На следующий день в семь тридцать утра Хэммонд входил в больницу, держа в одной руке кейс, а в другой — утренний выпуск “Пост энд курьер”. Остановившись у стойки регистрации, он уточнил номер палаты Джона Дэниэлса, который так и не получил от Стефи. Кроме того, он задержался у торгового автомата, чтобы купить чашку кофе. Памятуя о том, что на сегодня была обещана очень жаркая погода, Хэммонд оставил пиджак в машине, оставшись в галстуке и строгой белой сорочке с короткими рукавами.

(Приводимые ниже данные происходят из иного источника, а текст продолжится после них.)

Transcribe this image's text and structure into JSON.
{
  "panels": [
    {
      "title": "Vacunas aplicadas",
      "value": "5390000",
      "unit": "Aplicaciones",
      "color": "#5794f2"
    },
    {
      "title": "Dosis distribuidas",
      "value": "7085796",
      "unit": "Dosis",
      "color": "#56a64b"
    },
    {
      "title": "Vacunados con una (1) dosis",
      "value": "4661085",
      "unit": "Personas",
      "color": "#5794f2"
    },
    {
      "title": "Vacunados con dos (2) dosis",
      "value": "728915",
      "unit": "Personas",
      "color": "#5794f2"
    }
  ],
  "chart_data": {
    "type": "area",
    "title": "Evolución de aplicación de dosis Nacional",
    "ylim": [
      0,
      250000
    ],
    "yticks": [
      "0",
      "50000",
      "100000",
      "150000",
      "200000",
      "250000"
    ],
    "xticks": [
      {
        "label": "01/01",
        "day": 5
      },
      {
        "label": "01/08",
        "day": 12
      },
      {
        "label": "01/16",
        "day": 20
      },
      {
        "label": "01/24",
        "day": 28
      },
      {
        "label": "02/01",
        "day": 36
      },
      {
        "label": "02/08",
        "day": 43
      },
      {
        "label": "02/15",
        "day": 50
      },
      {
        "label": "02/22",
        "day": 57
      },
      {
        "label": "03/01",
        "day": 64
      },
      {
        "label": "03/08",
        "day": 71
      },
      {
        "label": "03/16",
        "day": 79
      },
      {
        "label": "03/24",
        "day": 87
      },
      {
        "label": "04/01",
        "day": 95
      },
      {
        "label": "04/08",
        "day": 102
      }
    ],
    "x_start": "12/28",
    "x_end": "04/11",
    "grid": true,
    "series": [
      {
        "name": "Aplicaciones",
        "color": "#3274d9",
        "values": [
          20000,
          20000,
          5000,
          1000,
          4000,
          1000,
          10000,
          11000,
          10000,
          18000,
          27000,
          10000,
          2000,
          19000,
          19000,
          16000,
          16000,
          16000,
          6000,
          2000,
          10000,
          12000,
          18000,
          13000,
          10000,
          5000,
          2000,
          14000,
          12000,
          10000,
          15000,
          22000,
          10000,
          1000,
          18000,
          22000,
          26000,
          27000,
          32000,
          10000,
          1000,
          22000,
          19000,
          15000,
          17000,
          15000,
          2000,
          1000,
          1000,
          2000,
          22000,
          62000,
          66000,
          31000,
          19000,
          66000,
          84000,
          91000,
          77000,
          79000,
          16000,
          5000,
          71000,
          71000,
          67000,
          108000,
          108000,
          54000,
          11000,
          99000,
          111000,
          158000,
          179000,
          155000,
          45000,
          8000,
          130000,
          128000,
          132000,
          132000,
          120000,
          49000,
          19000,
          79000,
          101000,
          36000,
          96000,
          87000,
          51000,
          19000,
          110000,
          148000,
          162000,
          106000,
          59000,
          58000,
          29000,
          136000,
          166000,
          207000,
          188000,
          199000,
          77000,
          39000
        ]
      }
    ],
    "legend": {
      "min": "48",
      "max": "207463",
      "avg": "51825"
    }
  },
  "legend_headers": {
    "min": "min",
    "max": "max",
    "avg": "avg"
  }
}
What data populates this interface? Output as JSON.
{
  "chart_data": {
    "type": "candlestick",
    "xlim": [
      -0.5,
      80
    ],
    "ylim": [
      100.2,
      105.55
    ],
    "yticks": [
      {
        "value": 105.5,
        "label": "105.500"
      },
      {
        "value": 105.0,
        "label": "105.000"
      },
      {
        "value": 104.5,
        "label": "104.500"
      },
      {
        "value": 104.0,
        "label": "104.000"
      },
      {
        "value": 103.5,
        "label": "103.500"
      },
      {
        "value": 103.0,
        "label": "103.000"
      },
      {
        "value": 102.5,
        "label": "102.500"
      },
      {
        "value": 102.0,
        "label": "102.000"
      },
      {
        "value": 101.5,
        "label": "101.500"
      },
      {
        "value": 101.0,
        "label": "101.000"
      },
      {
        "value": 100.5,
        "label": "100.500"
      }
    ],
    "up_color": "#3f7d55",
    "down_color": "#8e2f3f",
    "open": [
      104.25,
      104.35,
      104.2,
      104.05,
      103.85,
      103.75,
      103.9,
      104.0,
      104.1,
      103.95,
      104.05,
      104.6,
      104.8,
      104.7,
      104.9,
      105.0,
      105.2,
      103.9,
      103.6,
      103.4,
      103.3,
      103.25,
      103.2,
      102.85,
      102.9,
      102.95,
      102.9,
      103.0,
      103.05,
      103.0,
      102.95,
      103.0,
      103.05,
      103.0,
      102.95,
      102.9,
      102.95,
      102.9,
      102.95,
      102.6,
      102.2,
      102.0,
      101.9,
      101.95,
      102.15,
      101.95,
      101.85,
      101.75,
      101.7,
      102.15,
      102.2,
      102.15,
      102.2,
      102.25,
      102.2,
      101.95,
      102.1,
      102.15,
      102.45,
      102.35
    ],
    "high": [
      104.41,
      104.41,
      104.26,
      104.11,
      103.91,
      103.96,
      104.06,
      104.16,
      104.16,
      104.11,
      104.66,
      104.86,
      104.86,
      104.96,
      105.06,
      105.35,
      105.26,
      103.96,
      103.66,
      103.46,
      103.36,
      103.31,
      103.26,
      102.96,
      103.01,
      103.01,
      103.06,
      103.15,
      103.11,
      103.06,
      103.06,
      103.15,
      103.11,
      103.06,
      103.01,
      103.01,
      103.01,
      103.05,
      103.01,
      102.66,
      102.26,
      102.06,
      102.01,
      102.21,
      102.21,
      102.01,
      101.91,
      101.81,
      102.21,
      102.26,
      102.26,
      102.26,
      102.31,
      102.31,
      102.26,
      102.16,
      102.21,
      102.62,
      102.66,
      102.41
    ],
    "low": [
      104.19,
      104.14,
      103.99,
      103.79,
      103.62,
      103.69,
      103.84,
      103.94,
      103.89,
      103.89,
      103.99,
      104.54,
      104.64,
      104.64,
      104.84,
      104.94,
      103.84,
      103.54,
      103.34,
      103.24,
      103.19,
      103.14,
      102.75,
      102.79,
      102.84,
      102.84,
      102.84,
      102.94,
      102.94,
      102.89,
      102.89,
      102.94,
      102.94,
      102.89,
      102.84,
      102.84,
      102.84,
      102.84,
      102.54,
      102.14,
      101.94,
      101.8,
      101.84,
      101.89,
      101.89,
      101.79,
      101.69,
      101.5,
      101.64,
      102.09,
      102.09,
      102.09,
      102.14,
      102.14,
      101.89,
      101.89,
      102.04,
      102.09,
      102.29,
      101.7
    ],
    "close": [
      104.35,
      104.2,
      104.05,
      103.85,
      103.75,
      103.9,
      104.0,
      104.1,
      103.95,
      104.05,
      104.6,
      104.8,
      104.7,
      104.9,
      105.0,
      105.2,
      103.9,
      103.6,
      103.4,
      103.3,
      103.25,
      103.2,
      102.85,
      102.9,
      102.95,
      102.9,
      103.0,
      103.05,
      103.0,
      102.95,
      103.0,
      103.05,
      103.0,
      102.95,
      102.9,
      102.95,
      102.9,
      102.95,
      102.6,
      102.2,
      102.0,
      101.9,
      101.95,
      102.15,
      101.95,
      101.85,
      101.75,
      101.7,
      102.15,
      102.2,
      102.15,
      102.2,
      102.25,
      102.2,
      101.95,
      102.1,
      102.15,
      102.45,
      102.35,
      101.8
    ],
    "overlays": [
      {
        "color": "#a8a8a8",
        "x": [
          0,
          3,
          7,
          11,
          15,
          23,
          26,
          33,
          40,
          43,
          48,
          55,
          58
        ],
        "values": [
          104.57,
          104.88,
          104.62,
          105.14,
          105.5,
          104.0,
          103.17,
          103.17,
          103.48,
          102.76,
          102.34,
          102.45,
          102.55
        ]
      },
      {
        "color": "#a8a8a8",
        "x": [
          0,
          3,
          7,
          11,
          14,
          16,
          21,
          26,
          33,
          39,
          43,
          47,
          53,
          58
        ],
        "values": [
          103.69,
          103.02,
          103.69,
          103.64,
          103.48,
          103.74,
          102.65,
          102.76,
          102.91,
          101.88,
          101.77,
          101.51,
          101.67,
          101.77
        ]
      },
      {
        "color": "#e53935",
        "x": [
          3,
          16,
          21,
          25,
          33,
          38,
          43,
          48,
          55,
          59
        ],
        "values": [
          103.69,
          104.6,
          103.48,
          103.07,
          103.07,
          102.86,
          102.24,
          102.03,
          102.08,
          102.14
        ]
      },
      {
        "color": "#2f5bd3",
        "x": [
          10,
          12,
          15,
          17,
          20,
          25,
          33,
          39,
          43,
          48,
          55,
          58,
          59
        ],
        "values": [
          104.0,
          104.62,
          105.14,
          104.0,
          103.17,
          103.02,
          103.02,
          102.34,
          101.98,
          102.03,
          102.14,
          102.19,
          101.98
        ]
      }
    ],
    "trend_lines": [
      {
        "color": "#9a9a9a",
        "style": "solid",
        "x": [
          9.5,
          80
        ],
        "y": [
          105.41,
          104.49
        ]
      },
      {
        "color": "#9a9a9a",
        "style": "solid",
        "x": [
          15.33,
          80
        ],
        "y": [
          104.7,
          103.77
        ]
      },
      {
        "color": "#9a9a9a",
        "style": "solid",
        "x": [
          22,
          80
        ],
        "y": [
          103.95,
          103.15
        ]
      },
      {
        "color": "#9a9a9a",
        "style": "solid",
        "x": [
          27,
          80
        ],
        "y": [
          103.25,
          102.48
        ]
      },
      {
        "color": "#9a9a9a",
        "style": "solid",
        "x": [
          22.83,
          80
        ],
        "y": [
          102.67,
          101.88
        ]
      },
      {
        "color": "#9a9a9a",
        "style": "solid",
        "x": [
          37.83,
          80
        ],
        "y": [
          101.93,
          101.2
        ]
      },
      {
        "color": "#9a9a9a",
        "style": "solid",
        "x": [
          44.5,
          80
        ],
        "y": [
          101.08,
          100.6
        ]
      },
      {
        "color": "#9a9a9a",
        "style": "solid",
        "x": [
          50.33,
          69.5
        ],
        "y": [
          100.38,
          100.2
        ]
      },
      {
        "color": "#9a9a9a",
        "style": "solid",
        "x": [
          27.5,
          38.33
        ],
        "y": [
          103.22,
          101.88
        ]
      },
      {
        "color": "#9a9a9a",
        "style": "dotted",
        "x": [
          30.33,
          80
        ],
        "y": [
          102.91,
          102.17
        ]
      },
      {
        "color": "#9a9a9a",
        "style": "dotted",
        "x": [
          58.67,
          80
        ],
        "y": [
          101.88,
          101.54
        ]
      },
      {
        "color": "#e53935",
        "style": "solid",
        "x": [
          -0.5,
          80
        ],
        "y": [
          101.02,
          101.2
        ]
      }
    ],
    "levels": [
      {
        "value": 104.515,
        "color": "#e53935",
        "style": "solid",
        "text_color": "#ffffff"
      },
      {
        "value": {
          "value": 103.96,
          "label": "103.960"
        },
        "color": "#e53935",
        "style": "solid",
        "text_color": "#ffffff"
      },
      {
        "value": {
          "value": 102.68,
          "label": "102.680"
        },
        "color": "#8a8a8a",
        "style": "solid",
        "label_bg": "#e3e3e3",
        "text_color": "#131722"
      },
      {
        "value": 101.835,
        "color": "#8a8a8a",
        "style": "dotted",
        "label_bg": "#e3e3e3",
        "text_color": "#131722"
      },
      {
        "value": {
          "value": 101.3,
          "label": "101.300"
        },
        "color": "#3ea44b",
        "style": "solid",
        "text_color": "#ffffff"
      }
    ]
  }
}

Держался он по-военному прямо, а лицо его было мрачным, как грозовая туча.
Когда он поднялся в палату, остальные уже были там, и Хэммонд сдержанно кивнул с порога сначала Смайлоу и Стефи, потом лежащему в кровати пожилому мужчине и еще одной женщине в полицейской форме.
Он сразу заметил, что глаза у Стефи припухли и покраснели, словно она совсем не спала. Тем не менее именно она взялась представить ему сначала свидетеля, потом — женщину-капрала Мэри Эндикотт.
— Ты должен ее помнить, Хэммонд, — добавила Стефи. — Когда-то мы с ней уже работали.
Хэммонд поставил на стул кейс, пожал руку полицейской художнице и повернулся к Джону Дэниэлсу, который, лежа в постели, пил жиденький чай и отщипывал крошечные кусочки от лежавшей на подносе булки, — Мне очень жаль, — начал Хэммонд, — что ваш визит в наш город оказался омрачен столь печальным инцидентом. Надеюсь, сегодня вам уже лучше?
Джон Дэниэлс кивнул.
— Намного лучше, э-э-э.., мистер Кросс. По крайней мере, я чувствую себя в состоянии выбраться отсюда. Врач обещал выписать меня сегодня, так что, если возможно, давайте покончим с этим делом до того, как за мной приедет жена.